In Yugoslav popular memory, the massacre at Kragujevac came to symbolise the brutality of the German occupation. It has drawn comparisons to the Germans' destruction of the Czechoslovak village of Lidice in June 1942 and the massacre in the French village of Oradour-sur-Glane in June 1944.

To commemorate the victims, the whole of Šumarice was designated as a memorial park in 1953. It is now known as the October in Kragujevac Memorial Park, and covers 353 ha encompassing the area that contains the mass graves. The 21st October Museum was founded within the park on 15 February 1976. Šumarice is the site of a televised annual commemoration known as the Grand School Lecture (Veliki školski čas) that attracts thousands of attendees every year. The park contains several monuments, including the Interrupted Flight monument to the murdered high school students and their teachers, and the monuments Pain and Defiance, One Hundred for One, and Resistance and Freedom. The site sustained damage during the NATO bombing of Yugoslavia in 1999.

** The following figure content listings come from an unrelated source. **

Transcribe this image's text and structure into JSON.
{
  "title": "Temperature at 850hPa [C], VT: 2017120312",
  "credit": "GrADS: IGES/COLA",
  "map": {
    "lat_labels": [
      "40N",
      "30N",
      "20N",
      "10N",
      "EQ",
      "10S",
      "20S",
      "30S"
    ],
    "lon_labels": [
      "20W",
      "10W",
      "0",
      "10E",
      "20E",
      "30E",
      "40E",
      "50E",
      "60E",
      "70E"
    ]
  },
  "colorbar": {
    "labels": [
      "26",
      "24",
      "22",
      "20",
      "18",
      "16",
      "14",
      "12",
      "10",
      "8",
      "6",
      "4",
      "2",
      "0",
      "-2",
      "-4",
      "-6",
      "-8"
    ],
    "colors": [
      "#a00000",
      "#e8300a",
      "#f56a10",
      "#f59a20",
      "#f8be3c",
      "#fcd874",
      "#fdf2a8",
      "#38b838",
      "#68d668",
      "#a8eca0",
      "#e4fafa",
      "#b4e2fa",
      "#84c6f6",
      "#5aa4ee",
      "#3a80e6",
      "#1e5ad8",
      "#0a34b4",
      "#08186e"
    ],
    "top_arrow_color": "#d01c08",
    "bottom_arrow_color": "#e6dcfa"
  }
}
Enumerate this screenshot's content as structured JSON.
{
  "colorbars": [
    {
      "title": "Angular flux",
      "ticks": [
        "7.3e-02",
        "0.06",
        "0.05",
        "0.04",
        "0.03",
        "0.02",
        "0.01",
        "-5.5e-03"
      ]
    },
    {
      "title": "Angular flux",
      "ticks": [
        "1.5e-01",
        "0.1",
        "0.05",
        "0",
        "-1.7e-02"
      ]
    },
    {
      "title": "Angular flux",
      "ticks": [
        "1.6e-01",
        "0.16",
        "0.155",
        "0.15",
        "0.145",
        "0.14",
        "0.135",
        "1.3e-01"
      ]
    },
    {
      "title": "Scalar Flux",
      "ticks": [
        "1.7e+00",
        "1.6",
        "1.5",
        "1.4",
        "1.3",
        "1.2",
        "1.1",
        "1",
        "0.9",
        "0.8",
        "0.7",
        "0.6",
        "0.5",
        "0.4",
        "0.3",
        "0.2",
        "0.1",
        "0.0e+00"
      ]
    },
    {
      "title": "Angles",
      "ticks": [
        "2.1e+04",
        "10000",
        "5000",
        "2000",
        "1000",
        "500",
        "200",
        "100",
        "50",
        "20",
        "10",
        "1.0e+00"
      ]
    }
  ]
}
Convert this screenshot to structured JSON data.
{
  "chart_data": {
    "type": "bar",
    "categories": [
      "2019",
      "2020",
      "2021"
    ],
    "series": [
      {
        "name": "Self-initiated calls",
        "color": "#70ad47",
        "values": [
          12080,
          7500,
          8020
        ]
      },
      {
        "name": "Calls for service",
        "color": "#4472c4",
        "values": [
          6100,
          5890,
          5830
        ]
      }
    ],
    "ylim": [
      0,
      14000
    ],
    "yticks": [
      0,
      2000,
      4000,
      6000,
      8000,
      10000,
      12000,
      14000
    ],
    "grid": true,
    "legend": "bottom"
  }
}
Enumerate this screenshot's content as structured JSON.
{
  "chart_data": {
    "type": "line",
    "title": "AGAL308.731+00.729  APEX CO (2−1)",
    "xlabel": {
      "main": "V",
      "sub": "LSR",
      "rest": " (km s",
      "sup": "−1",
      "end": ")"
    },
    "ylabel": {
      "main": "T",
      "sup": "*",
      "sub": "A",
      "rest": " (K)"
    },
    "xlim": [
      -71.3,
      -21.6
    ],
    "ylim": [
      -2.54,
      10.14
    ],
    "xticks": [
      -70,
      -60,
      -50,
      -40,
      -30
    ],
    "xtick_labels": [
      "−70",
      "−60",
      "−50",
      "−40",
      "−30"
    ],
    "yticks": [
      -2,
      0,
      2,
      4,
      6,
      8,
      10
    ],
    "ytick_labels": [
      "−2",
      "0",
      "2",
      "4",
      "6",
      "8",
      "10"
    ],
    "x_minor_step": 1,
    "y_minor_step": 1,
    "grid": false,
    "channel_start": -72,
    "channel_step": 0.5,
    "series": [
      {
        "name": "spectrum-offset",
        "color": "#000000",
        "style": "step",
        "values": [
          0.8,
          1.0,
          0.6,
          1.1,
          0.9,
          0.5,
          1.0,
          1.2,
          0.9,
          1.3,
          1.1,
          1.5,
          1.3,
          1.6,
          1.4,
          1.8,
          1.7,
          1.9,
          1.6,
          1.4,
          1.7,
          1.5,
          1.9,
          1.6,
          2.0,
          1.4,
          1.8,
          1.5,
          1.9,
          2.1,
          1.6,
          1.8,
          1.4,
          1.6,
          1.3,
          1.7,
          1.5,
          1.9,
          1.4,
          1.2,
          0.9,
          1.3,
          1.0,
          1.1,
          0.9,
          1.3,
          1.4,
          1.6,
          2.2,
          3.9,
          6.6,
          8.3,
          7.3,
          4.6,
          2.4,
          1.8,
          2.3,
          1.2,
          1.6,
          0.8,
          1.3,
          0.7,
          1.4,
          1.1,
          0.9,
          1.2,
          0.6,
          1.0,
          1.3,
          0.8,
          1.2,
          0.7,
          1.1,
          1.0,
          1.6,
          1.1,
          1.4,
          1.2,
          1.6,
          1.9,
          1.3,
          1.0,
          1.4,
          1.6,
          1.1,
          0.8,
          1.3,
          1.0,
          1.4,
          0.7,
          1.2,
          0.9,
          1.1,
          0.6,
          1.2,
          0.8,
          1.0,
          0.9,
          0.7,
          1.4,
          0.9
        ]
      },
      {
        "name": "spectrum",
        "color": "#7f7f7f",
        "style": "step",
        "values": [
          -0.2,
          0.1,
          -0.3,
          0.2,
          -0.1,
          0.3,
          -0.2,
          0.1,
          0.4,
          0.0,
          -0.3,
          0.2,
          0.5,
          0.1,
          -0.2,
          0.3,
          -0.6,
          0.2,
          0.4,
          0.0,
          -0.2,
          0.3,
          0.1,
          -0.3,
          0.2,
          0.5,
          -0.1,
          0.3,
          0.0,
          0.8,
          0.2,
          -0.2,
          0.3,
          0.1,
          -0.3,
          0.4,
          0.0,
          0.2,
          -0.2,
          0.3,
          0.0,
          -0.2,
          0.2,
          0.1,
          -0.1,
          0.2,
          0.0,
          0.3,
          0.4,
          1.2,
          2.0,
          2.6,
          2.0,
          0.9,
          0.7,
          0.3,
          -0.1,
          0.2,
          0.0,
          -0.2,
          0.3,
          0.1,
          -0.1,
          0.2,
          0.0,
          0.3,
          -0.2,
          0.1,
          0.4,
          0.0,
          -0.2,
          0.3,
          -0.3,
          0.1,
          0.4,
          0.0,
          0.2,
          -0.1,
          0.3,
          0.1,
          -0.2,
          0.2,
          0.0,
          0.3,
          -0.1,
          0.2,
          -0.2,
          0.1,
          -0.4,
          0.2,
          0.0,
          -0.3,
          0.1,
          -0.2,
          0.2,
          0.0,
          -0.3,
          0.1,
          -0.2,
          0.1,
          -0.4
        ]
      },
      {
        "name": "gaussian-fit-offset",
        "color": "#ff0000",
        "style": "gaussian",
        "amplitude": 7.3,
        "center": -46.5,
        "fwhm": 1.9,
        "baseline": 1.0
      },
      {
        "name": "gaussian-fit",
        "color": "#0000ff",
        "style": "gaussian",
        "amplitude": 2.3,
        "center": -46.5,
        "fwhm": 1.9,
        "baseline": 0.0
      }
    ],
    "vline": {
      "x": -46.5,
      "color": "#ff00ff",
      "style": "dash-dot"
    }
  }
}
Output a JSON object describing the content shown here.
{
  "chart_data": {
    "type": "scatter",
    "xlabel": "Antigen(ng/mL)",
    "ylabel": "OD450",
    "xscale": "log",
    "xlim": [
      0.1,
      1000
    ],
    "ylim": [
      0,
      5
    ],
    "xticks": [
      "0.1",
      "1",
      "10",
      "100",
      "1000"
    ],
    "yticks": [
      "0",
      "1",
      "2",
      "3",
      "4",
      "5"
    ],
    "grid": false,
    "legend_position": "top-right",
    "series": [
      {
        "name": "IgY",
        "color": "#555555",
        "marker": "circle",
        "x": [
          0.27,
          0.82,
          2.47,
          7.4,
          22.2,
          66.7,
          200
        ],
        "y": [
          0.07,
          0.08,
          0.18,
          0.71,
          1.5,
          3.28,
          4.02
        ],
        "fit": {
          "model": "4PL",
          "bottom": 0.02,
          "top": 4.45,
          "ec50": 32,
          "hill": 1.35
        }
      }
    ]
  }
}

In 2012, the National Assembly of Serbia passed a law declaring 21 October the Day of Remembrance of the Serbian Victims of World War II. Germany's Federal Cabinet has never officially apologized for any of the mass executions committed by the Wehrmacht in the occupied territory of Serbia during World War II, including the Kragujevac massacre. On 21 October 2021, Vice President of the Bundestag Claudia Roth became the first senior German government official to attend the annual commemoration at Šumarice. "My intention in attending was to underline that we will not let the crimes of the Nazis and the Wehrmacht be forgotten," she remarked, "and that, building on that remembrance, we want to foster good and friendly relations with our Serbian friends and partners."

===Depictions in art===
The Serbian poet and writer Desanka Maksimović wrote a poem about the massacre titled Krvava bajka ("A Bloody Fairy Tale"). The poem was later included in the Yugoslav secondary school curriculum and schoolchildren were required to memorise it. It ranks among the most famous Serbian-language poems. Recitations of it form the centerpiece of the annual commemoration ceremonies at Šumarice. In 1965, the Belgian poet Karel Jonckheere wrote the poem Kinderen met krekelstem ("Children with Cricket Voices"), also about the massacre. The Blue Butterfly, a book of poetry by Richard Berengarten, is based on the poet's experiences while visiting Kragujevac in 1985, when a blue butterfly landed on his hand at the entrance to the memorial museum.

The massacre has been the subject of two feature films: Prozvan je i V-3 (V-3 is Called Out; 1962) and Krvava bajka (A Bloody Fairy Tale; 1969), named after the eponymous poem.